UNESCO World Heritage Site
- Part of: Wooden Churches of Southern Małopolska
- Criteria: Cultural: (iii), (iv)
- Reference: 1053-002
- Inscription: 2003 (27th Session)

= All Saints Church, Blizne =

All Saints Church in Blizne - a Gothic, wooden church located in the village of Blizne from the fifteenth-century, which together with different churches is designated as part of the UNESCO Wooden Churches of Southern Lesser Poland.

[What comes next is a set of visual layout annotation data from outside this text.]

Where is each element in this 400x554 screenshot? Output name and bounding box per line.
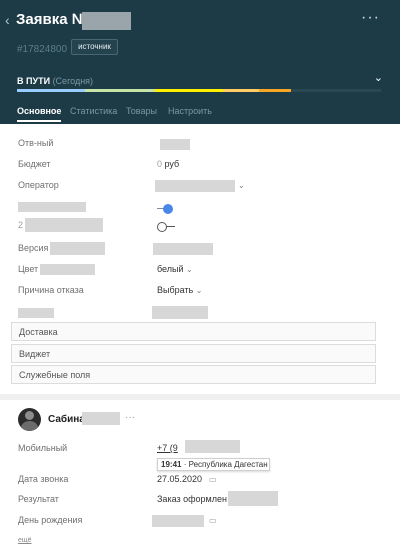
- tab-settings[interactable]: Настроить: [168, 106, 212, 116]
- more-horizontal-icon[interactable]: ···: [361, 9, 380, 27]
- section-label: Виджет: [19, 349, 51, 359]
- field-color: Цвет белый ⌄: [0, 264, 400, 284]
- phone-tooltip: 19:41 · Республика Дагестан: [157, 458, 270, 471]
- color-label: Цвет: [18, 264, 39, 274]
- toggle-switch-off[interactable]: [157, 222, 175, 232]
- back-chevron-icon[interactable]: ‹: [5, 12, 10, 28]
- call-date-label: Дата звонка: [18, 474, 69, 484]
- phone-redacted: [185, 440, 240, 453]
- avatar[interactable]: [18, 408, 41, 431]
- call-date-text: 27.05.2020: [157, 474, 203, 484]
- pipeline-progress-bar: [17, 89, 381, 92]
- field-label-redacted: [18, 308, 54, 318]
- field-toggle-2: 2: [0, 218, 400, 240]
- tab-main[interactable]: Основное: [17, 106, 61, 116]
- field-version: Версия: [0, 242, 400, 263]
- operator-value-redacted[interactable]: [155, 180, 235, 192]
- chevron-down-icon[interactable]: ⌄: [238, 181, 245, 190]
- more-link[interactable]: ещё: [18, 537, 32, 544]
- operator-label: Оператор: [18, 180, 59, 190]
- refusal-label: Причина отказа: [18, 285, 84, 295]
- version-label: Версия: [18, 243, 49, 253]
- budget-value[interactable]: 0 руб: [157, 159, 179, 169]
- refusal-value: Выбрать: [157, 285, 194, 295]
- budget-amount: 0: [157, 159, 163, 169]
- field-birthday: День рождения ▭: [0, 515, 400, 535]
- field-budget: Бюджет 0 руб: [0, 159, 400, 179]
- refusal-select[interactable]: Выбрать ⌄: [157, 285, 202, 295]
- page-title: Заявка №: [16, 11, 89, 28]
- field-refusal-reason: Причина отказа Выбрать ⌄: [0, 285, 400, 305]
- result-value[interactable]: Заказ оформлен: [157, 494, 227, 504]
- chevron-down-icon[interactable]: ⌄: [374, 71, 383, 84]
- status-date: (Сегодня): [52, 76, 94, 86]
- field-result: Результат Заказ оформлен: [0, 491, 400, 514]
- calendar-icon[interactable]: ▭: [209, 516, 217, 525]
- contact-name[interactable]: Сабина: [48, 414, 85, 425]
- field-owner: Отв-ный: [0, 138, 400, 158]
- color-label-redacted: [40, 264, 95, 275]
- section-widget[interactable]: Виджет: [11, 344, 376, 363]
- more-horizontal-icon[interactable]: ···: [125, 412, 135, 423]
- version-label-redacted: [50, 242, 105, 255]
- budget-unit: руб: [164, 159, 180, 169]
- lead-header: ‹ Заявка № ··· #17824800 источник В ПУТИ…: [0, 0, 400, 124]
- tab-products[interactable]: Товары: [126, 106, 157, 116]
- source-button[interactable]: источник: [71, 39, 118, 55]
- status-label: В ПУТИ: [17, 76, 51, 86]
- field-prefix: 2: [18, 220, 24, 230]
- toggle-switch-on[interactable]: [157, 204, 175, 214]
- field-operator: Оператор ⌄: [0, 180, 400, 200]
- field-value-redacted[interactable]: [152, 306, 208, 319]
- field-label-redacted: [25, 218, 103, 232]
- chevron-down-icon: ⌄: [186, 265, 193, 274]
- tab-statistics[interactable]: Статистика: [70, 106, 117, 116]
- mobile-value[interactable]: +7 (9: [157, 443, 178, 453]
- color-value: белый: [157, 264, 184, 274]
- lead-number-redacted: [82, 12, 131, 30]
- mobile-label: Мобильный: [18, 443, 68, 453]
- calendar-icon: ▭: [204, 475, 217, 484]
- section-label: Служебные поля: [19, 370, 91, 380]
- color-select[interactable]: белый ⌄: [157, 264, 193, 274]
- section-service-fields[interactable]: Служебные поля: [11, 365, 376, 384]
- birthday-value-redacted[interactable]: [152, 515, 204, 527]
- section-label: Доставка: [19, 327, 58, 337]
- field-label-redacted: [18, 202, 86, 212]
- result-redacted: [228, 491, 278, 506]
- field-call-date: Дата звонка 27.05.2020 ▭: [0, 474, 400, 494]
- active-tab-indicator: [17, 120, 61, 122]
- call-date-value[interactable]: 27.05.2020 ▭: [157, 474, 217, 484]
- result-label: Результат: [18, 494, 59, 504]
- lead-id: #17824800: [17, 44, 68, 55]
- tooltip-region: · Республика Дагестан: [183, 460, 268, 469]
- version-value-redacted[interactable]: [153, 243, 213, 255]
- section-delivery[interactable]: Доставка: [11, 322, 376, 341]
- chevron-down-icon: ⌄: [195, 286, 203, 295]
- birthday-label: День рождения: [18, 515, 83, 525]
- divider: [0, 394, 400, 400]
- budget-label: Бюджет: [18, 159, 51, 169]
- pipeline-status[interactable]: В ПУТИ (Сегодня): [17, 76, 93, 86]
- owner-value-redacted[interactable]: [160, 139, 190, 150]
- tabs: Основное Статистика Товары Настроить: [0, 106, 400, 124]
- contact-surname-redacted: [82, 412, 120, 425]
- owner-label: Отв-ный: [18, 138, 54, 148]
- tooltip-time: 19:41: [161, 460, 182, 469]
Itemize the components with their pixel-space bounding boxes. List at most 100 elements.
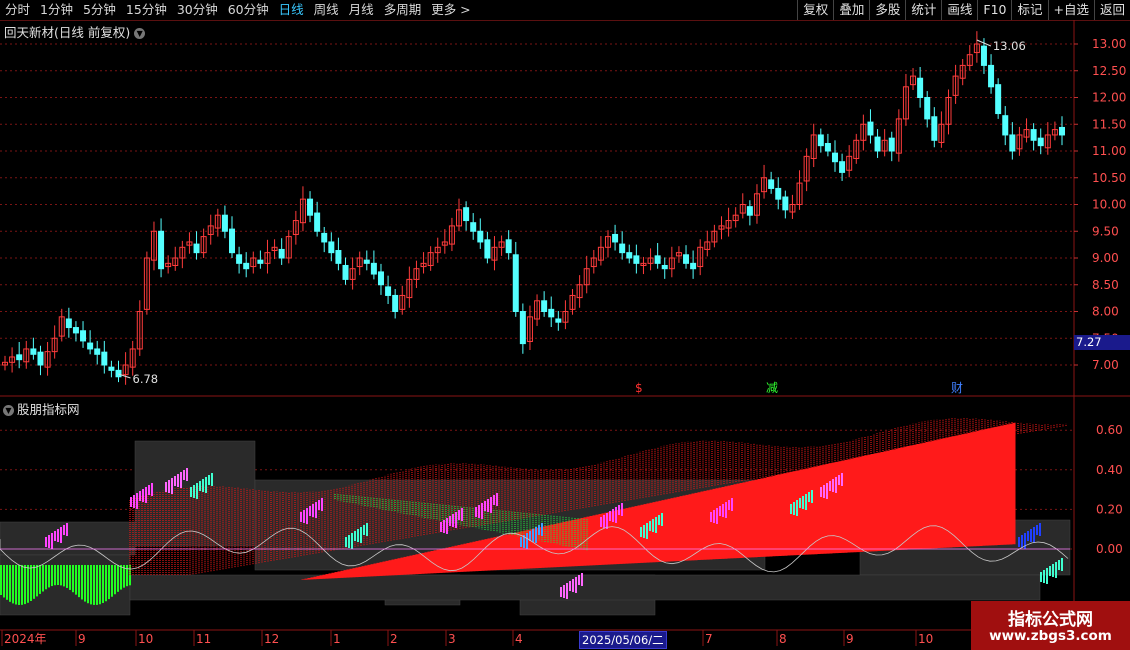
candle — [966, 45, 973, 71]
indicator-bar-green — [78, 565, 80, 598]
indicator-band — [129, 574, 1041, 601]
high-low-annotations: 13.06 6.78 — [118, 39, 1026, 386]
indicator-signal-bar — [151, 483, 153, 496]
indicator-signal-bar — [603, 515, 605, 528]
indicator-signal-bar — [621, 503, 623, 516]
indicator-signal-bar — [475, 507, 477, 517]
candle — [654, 243, 661, 269]
candle — [612, 224, 619, 251]
indicator-bar-green — [33, 565, 35, 599]
indicator-bar-green — [18, 565, 20, 605]
chevron-down-icon[interactable]: ▼ — [3, 405, 14, 416]
indicator-signal-bar — [312, 504, 314, 517]
candle-body — [321, 232, 328, 243]
candle — [65, 307, 72, 338]
candle — [640, 256, 647, 275]
candle-body — [746, 206, 753, 216]
candle — [392, 289, 399, 319]
indicator-signal-bar — [796, 500, 798, 516]
candle — [179, 240, 186, 269]
time-tick-label: 3 — [448, 632, 456, 646]
time-tick-label: 7 — [705, 632, 713, 646]
indicator-bar-green — [15, 565, 17, 605]
indicator-signal-bar — [354, 531, 356, 541]
main-chart-title[interactable]: 回天新材(日线 前复权) ▼ — [4, 22, 146, 41]
candle — [2, 355, 8, 371]
indicator-signal-bar — [190, 487, 192, 497]
candlestick-series — [2, 31, 1065, 385]
indicator-signal-bar — [54, 531, 56, 541]
indicator-title[interactable]: ▼ 股朋指标网 — [3, 399, 80, 418]
indicator-signal-bar — [716, 508, 718, 524]
indicator-signal-bar — [609, 511, 611, 521]
candle — [1002, 106, 1009, 146]
indicator-tick-label: 0.40 — [1096, 463, 1123, 477]
candle — [803, 148, 810, 192]
indicator-signal-bar — [130, 497, 132, 507]
indicator-signal-bar — [606, 513, 608, 529]
candle — [413, 260, 420, 288]
candle — [924, 91, 931, 128]
candle — [321, 226, 328, 253]
candle — [399, 285, 406, 315]
indicator-bar-green — [45, 565, 47, 590]
candle — [420, 252, 427, 274]
indicator-signal-bar — [199, 481, 201, 491]
candle-body — [1002, 115, 1009, 136]
candle — [711, 224, 718, 248]
candle-body — [988, 64, 995, 88]
indicator-signal-bar — [1046, 568, 1048, 584]
indicator-signal-bar — [136, 493, 138, 509]
candle — [23, 340, 30, 369]
indicator-bar-green — [102, 565, 104, 603]
candle — [278, 238, 285, 265]
candle — [576, 275, 583, 308]
indicator-signal-bar — [535, 527, 537, 543]
indicator-signal-bar — [560, 587, 562, 597]
price-tick-label: 12.00 — [1092, 91, 1126, 105]
candle — [952, 64, 959, 104]
indicator-signal-bar — [615, 507, 617, 523]
candle — [917, 67, 924, 108]
candle — [619, 231, 626, 260]
candle-body — [385, 286, 392, 296]
candle — [51, 325, 58, 359]
indicator-signal-bar — [63, 525, 65, 535]
indicator-bar-green — [126, 565, 128, 587]
indicator-signal-bar — [618, 505, 620, 515]
indicator-signal-bar — [646, 523, 648, 539]
indicator-signal-bar — [205, 477, 207, 493]
stock-chart[interactable]: 13.0012.5012.0011.5011.0010.5010.009.509… — [0, 0, 1130, 650]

The church in Blizne is one of the most notable heritage sites of wooden sacramental architecture in Poland, as one of the most notable wooden churches in Poland, the church is part of the Trail of Wooden Architecture in the Subcarpathian Voivodeship (Szlak Architektury Drewnianej).

==History==

A unique church-parish complex situated on a hilltop, surrounded by ancient woodland. The wooden church has fortification structures, raised in the fifteenth or sixteenth-century (most likely prior to 1470), in the Gothic architectural style. The church's tower was built in the first half of the seventeenth-century, with the soboty (wooden undercut supported by pillars) deconstructed.

==Architecture==

The church is built with the technology used to build a log house, built from fir planks. Initially, the church had a hook-block connection, characteristic of Lesser Poland architecture. A large bell tower is located to the west of the church, with hanging a starling. The dome of the church is covered with wood shingle. The church is surrounded by a garden with walled chapels.